One way pharmacists can help with doping prevention is by counseling athletes about using dietary supplements that are banned, contaminated, or suspicious. Pharmacists can also help athletes navigate banned substances lists.

Dr. Ambrose noted that navigating banned substances databases can be rather complicated because there is no universal list. For example, the NCAA has its own banned substances list that college athletes have to abide by, but if they are also trying to compete in the Olympics, they must comply with a second list of banned drugs. The NBA has its own list, as well.

In addition, some drugs are banned at all times throughout the Olympics, but other drugs are banned only during the competition, Dr. Ambrose said.

Another way pharmacists can help athletes who are subject to drug testing is to encourage them to contact their sports governing associations to make sure that their medications and supplements are not banned. Sports organizations also frequently have a call-in service or an anonymous research service online to guide athletes on what is banned.

If athletes do need a banned drug for a legitimate medical reason, pharmacists can advise them to go to their sports governing associations and apply for an exception.

“They can at least let them know that that option is available to them,” Dr. Ambrose said.

Some examples of potentially banned substances that could be needed for legitimate medical purposes include some medications for hypertension, asthma, or hormone replacement therapy.

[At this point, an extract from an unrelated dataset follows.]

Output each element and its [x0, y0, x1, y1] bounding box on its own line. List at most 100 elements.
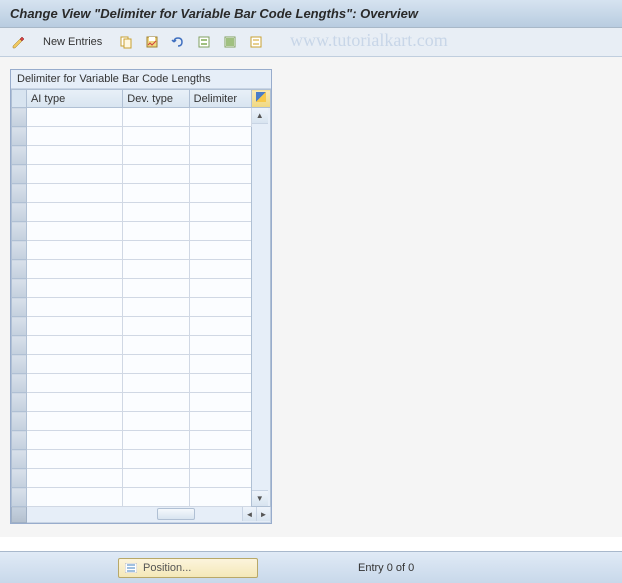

Dr. Ambrose cited an incident during the 2000 Olympics when a 16-year-old Romanian gymnast named Andreea Mădălina Răducan won the overall medal for gymnastics but was stripped of her medal after it was determined that she had pseudoephedrine in her system for the treatment of a cold.

“No one really thought that that medication really helped her win the medal, but yet it was a banned substance,” he said. “She competed with it in her body, so they really didn’t have a choice.”

For students interested in learning more about sports pharmacy and doping prevention, Dr. Ambrose has one piece of advice that harkens back to the early days of pharmacy when pharmacists had to be pioneers and create their own opportunities.

“I tell them they have to blaze their own trail,” he said.